Клод пришел в негодование. Жори нашел, что все это сильно преувеличено, но тут раздался стук, и Бонгран, отворив дверь, воскликнул:
– Смотрите-ка!.. Ноде!.. Мы как раз говорили о вас.
Ноде, очень корректный, лощеный, без единого пятнышка, несмотря на проливной дождь, вошел с почтительным видом светского человека, проникшего в святилище.
– Как я счастлив, как польщен, дорогой метр!.. Я уверен, что вы не могли сказать ничего дурного.
– Конечно нет, Ноде, конечно нет, – спокойно ответил Бонгран. – Мы говорили, что благодаря вашему способу эксплуатации живописи у нас скоро вырастет поколение художников-циников, поддерживаемых бесчестными дельцами.

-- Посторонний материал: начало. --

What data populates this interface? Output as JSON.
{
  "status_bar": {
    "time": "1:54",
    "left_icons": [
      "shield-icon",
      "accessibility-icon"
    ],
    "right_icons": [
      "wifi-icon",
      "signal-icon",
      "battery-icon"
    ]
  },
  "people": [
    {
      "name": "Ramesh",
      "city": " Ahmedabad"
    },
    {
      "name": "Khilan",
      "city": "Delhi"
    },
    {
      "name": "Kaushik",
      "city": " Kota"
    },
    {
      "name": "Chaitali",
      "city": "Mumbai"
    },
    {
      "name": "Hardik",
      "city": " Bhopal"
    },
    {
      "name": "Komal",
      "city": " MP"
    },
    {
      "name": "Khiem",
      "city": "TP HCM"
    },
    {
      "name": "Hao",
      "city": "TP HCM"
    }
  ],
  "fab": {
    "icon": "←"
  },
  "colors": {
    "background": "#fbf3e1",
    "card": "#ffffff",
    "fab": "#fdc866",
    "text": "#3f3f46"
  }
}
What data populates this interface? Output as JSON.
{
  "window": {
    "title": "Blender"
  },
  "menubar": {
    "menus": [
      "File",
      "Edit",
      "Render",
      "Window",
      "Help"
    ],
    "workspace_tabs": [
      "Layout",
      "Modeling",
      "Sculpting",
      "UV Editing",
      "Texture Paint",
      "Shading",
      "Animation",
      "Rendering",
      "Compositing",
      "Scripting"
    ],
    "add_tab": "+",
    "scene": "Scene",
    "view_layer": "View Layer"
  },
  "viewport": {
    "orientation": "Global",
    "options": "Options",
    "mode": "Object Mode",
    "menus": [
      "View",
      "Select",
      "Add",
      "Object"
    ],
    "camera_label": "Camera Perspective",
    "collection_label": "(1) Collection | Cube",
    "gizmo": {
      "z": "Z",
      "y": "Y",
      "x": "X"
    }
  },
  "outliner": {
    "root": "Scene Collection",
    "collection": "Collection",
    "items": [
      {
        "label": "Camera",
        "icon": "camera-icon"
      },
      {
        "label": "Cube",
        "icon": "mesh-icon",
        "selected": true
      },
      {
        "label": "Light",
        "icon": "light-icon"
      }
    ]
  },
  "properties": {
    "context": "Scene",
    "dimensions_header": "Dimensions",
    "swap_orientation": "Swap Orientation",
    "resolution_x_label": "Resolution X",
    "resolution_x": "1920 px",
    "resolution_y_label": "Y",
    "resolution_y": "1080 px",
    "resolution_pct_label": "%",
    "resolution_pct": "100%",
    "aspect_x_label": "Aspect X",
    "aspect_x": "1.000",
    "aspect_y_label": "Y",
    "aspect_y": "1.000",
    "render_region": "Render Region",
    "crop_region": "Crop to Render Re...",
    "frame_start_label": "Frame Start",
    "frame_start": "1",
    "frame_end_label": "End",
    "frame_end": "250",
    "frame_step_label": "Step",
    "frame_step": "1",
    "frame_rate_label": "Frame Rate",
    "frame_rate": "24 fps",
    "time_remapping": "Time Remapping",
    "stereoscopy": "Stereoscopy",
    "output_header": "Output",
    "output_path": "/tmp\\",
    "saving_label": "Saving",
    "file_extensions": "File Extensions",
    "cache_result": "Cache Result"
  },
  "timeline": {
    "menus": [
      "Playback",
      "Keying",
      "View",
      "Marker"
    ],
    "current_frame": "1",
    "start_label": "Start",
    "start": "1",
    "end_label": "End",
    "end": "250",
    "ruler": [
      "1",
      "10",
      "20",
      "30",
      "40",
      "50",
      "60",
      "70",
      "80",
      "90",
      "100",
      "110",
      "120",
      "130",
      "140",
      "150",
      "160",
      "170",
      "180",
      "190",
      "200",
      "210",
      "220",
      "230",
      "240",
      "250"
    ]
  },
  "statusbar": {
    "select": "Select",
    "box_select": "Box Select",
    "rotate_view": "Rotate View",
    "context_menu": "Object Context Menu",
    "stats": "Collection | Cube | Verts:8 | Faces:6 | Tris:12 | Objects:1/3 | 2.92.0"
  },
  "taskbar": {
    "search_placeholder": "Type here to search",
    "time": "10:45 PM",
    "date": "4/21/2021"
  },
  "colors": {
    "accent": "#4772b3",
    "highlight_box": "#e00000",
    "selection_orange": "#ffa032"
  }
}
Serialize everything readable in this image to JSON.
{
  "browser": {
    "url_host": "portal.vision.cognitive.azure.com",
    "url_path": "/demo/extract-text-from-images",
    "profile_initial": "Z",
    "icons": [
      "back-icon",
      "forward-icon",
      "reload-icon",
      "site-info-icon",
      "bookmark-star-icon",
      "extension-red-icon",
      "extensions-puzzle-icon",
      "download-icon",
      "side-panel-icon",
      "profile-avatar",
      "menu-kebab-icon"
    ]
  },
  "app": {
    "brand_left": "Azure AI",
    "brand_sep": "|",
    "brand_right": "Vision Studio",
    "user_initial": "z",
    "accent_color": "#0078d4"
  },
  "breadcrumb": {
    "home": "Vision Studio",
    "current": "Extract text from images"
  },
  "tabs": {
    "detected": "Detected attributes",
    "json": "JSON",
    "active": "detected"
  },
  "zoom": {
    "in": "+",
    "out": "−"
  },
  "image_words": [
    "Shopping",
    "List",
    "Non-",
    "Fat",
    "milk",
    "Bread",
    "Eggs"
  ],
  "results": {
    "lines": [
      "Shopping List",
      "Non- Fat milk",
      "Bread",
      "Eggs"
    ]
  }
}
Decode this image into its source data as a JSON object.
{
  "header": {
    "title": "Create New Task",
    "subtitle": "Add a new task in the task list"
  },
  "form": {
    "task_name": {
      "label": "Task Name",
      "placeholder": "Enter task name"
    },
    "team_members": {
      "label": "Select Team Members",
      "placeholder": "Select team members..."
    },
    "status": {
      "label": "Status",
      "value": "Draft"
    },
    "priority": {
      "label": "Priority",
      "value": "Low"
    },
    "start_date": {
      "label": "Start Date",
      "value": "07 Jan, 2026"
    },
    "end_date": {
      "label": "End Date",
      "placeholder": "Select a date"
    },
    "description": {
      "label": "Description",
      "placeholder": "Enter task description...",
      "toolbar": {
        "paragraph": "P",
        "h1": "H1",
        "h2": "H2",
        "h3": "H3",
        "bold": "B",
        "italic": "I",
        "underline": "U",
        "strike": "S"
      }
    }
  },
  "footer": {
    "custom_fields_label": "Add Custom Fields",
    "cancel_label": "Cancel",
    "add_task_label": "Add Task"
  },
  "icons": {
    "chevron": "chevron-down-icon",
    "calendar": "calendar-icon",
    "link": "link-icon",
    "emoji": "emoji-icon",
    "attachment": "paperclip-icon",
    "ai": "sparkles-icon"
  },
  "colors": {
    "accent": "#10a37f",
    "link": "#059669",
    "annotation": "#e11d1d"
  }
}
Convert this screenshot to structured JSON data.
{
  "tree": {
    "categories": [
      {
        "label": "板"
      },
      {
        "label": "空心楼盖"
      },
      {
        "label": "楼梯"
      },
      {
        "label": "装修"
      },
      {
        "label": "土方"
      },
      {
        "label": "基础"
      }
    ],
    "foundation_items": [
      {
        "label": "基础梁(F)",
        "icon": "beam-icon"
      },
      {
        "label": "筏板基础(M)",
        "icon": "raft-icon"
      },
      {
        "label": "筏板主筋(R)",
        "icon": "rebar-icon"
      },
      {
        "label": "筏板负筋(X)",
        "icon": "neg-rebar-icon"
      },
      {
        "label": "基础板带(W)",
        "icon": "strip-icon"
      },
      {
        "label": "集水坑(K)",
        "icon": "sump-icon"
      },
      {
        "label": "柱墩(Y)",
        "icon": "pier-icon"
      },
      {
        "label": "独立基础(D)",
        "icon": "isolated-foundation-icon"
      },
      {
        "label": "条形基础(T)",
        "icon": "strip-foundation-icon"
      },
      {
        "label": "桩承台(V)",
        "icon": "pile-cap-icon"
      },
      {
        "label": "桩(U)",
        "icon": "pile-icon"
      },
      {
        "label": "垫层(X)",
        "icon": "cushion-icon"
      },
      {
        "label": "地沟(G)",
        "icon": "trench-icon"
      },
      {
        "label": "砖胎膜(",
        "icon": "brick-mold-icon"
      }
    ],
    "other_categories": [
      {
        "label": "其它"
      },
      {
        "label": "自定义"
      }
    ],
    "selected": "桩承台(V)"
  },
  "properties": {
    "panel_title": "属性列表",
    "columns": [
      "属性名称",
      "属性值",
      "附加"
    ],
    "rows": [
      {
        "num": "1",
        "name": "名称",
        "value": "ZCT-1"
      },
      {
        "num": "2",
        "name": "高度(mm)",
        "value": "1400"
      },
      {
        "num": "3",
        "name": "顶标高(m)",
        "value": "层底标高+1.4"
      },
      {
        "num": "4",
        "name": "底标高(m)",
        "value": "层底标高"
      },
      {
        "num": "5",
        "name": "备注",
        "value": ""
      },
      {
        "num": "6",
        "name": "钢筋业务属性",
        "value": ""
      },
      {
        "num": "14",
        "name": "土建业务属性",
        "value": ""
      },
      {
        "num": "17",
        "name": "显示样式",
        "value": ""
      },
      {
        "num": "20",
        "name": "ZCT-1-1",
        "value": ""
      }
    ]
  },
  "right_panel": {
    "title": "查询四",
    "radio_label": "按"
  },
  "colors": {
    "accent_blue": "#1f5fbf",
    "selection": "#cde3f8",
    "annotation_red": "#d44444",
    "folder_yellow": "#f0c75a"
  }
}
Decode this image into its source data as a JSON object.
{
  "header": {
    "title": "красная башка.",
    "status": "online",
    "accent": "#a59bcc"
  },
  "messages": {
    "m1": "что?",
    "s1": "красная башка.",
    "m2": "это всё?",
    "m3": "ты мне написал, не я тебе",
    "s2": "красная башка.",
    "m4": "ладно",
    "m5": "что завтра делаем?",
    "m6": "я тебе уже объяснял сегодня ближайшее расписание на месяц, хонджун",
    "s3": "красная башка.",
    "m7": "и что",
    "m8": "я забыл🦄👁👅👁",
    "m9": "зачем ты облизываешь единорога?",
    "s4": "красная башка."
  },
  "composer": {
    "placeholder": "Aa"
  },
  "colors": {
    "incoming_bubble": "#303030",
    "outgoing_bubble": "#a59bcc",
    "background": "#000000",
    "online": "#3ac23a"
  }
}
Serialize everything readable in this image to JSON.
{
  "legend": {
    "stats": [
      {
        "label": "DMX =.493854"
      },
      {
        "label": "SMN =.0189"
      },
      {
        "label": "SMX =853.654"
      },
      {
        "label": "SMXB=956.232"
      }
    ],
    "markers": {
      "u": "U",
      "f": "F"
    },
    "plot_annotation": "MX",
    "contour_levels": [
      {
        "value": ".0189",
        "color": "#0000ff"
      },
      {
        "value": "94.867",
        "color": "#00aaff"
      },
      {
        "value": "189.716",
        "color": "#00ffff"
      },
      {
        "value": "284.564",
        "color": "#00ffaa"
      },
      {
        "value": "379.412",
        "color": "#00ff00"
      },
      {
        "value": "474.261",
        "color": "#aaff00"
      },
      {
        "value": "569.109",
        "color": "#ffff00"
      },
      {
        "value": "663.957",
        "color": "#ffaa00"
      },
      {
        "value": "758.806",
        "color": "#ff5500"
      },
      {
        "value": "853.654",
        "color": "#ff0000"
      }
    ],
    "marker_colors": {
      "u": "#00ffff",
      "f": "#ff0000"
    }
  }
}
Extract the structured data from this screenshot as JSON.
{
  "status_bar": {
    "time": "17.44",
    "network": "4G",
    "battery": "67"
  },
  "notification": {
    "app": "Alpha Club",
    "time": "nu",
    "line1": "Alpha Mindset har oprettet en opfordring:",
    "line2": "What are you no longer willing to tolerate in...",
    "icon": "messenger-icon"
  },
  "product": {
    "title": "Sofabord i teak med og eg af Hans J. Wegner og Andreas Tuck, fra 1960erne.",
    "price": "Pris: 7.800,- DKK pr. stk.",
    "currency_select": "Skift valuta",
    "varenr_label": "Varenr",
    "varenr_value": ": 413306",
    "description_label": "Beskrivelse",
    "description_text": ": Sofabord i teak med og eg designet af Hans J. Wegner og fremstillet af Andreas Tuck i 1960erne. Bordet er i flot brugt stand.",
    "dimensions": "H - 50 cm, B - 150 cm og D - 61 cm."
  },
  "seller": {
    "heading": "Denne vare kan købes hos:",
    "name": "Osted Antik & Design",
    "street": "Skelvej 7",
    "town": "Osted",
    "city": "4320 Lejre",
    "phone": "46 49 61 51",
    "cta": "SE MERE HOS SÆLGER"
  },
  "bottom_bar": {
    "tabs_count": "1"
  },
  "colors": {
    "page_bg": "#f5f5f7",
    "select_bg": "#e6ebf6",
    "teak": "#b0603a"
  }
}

Отнюдь не смущаясь, Ноде продолжал улыбаться.
– Это слишком строго, но как остроумно! Знайте, дорогой метр, что из ваших уст я готов выслушать все, что угодно.
Взглянув на картину, изображающую двух женщин за рукоделием, он пришел в восторг.
– Бог ты мой! Я ведь этого еще не видел, это – чудо!.. Какой свет! Какая уверенная и широкая манера письма! Это восходит к Рембрандту! Да, к Рембрандту!.. Послушайте, дорогой метр, я пришел только для того, чтобы засвидетельствовать вам почтение, но вела меня, несомненно, моя счастливая звезда. Не отвергайте меня, уступите мне это сокровище… Берите все, что хотите, я озолочу вас.
Было видно, как от каждого его слова Бонгран приходил все в большее и большее негодование. Он резко прервал Ноде;
– Слишком поздно, продана.
– Продана, боже мой! А вы не могли бы освободиться от обязательства?.. Скажите по крайней мере кому, я все сделаю, все отдам… Ах, какой удар! Неужели продана, вы в этом уверены? А если вам предложат вдвойне?
– Она продана, Ноде, не будем больше говорить!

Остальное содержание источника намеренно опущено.